"The actor if you missed the long piece about it in the New York Times, or the many social media posts promoting Parker's involvement served as a judge for the Booker this year, a process that required her to read 153 books, some of them on the New York subway while being followed by a film crew. Oh let me try!!! Parker had posted to Booker organisers last year, and for reasons that became obvious this week, they did."
"I know what you are going to say; that anything short of full-throated support for Parker's adorable engagement with books in general and the Booker prize in particular is just unacceptable snobbery. There is nothing wrong with an actor involving herself in literary life or using her cultural weight to promote literacy. And it goes without saying we are all weepingly grateful to anyone with a platform bigger than that of the dowdy stay-at-home novelist who harnesses her glamour and spotlight for good."

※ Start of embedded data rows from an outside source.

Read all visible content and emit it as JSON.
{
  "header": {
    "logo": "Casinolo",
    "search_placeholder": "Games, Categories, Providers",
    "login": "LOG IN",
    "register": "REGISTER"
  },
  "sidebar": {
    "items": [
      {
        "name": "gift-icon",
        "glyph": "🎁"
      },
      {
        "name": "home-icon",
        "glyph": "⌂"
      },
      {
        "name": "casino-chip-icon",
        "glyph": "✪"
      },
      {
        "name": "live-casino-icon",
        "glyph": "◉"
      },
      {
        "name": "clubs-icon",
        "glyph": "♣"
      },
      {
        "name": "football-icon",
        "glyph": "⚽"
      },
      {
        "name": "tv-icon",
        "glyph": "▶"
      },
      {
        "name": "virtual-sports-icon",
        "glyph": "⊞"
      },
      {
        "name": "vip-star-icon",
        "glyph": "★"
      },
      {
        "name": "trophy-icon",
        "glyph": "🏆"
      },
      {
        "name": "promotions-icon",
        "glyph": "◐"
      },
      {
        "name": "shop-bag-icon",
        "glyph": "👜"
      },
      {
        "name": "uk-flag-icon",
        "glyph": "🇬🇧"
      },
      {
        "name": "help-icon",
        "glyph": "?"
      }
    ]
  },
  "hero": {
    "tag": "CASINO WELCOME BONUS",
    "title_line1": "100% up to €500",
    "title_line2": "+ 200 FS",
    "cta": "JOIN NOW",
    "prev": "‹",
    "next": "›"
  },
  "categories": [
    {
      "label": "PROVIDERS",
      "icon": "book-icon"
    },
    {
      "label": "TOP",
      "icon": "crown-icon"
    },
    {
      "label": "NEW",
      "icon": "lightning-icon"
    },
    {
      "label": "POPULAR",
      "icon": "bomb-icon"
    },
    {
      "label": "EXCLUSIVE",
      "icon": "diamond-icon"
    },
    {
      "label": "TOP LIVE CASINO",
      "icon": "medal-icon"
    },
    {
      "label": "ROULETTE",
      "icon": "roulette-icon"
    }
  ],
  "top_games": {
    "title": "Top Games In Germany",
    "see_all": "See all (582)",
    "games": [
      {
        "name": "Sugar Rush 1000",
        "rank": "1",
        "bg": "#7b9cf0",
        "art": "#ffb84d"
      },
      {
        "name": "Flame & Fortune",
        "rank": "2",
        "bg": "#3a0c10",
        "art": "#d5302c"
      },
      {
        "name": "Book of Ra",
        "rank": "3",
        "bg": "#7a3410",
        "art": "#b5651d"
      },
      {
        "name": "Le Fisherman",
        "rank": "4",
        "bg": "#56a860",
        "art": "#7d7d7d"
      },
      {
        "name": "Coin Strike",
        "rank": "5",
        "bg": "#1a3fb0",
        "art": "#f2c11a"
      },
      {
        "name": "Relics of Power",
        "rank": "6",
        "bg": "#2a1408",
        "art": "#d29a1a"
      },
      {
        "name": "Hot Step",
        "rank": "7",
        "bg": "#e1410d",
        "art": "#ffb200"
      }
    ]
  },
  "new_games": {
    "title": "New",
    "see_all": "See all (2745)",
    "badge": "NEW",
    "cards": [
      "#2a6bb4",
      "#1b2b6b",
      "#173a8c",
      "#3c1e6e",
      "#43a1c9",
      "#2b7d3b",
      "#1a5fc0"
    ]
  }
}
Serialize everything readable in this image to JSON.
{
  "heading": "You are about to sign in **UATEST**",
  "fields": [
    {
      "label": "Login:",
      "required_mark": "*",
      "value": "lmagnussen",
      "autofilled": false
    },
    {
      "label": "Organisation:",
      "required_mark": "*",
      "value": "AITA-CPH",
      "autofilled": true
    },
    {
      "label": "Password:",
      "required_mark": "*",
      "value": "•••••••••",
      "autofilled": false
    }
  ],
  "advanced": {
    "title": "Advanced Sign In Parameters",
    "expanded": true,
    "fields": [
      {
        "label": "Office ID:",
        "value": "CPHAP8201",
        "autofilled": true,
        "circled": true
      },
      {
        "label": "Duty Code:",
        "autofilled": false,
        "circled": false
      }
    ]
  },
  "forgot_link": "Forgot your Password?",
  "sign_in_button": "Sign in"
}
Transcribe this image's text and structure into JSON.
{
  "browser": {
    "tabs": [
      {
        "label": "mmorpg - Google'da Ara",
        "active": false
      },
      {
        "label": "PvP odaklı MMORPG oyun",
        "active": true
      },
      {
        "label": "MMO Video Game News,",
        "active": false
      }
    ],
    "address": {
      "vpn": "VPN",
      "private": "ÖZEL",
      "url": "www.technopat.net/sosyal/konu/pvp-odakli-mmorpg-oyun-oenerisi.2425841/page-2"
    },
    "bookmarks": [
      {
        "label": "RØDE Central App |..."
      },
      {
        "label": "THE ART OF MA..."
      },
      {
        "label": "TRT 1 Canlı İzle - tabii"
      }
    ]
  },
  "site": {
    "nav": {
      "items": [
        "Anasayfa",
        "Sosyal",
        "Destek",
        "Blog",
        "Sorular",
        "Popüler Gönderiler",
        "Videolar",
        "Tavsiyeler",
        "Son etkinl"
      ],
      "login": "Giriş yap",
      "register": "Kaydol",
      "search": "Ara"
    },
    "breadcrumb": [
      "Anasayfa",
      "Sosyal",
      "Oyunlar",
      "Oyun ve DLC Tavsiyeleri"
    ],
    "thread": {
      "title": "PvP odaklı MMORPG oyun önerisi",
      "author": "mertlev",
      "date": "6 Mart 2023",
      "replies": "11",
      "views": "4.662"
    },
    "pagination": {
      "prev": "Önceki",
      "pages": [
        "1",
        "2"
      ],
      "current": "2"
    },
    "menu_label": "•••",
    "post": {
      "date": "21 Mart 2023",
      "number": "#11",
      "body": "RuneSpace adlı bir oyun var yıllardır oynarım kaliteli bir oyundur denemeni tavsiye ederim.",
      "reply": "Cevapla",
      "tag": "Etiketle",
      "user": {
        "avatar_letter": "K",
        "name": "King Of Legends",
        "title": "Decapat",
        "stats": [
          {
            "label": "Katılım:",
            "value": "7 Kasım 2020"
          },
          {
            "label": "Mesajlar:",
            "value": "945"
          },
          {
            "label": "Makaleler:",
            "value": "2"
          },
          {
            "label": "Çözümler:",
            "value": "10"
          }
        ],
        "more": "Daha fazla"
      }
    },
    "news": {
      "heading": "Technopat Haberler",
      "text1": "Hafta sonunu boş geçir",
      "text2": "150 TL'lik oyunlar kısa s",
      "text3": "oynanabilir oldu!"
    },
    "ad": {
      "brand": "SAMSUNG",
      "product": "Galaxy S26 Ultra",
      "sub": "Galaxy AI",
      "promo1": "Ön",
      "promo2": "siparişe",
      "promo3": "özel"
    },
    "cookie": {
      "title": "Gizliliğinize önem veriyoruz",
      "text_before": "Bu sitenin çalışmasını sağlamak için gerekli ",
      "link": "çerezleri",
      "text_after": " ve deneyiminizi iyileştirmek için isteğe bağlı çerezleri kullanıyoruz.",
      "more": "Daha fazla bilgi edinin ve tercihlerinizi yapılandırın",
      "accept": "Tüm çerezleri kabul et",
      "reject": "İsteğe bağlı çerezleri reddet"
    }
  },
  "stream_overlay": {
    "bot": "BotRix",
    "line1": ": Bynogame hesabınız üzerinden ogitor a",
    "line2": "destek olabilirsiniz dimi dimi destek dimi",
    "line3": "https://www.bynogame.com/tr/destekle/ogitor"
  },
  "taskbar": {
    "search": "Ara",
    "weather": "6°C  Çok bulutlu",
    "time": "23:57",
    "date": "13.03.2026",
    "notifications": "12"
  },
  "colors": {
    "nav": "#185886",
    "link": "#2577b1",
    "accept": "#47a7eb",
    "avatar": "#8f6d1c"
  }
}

People seek small joys in celebrity appearances at literary events. Sarah Jessica Parker served as a Booker judge and read 153 books, sometimes on the New York subway while followed by a film crew. Literary figures crowded award-ceremony photographs with Parker. Celebrity book clubs and star endorsements operate as PR extensions comparable to animal-charity work or UN ambassadorships and can elevate attention to literature. Celebrity-curated bookish imagery often feels performative, using glamour to validate reading. Examples include Natalie Portman posing with Virginia Woolf, Emma Roberts pictured with a Joan Didion anthology, and Kaia Gerber styling reading as sexy. Such trends provoke questions about authenticity, snobbery, and commodification of reading.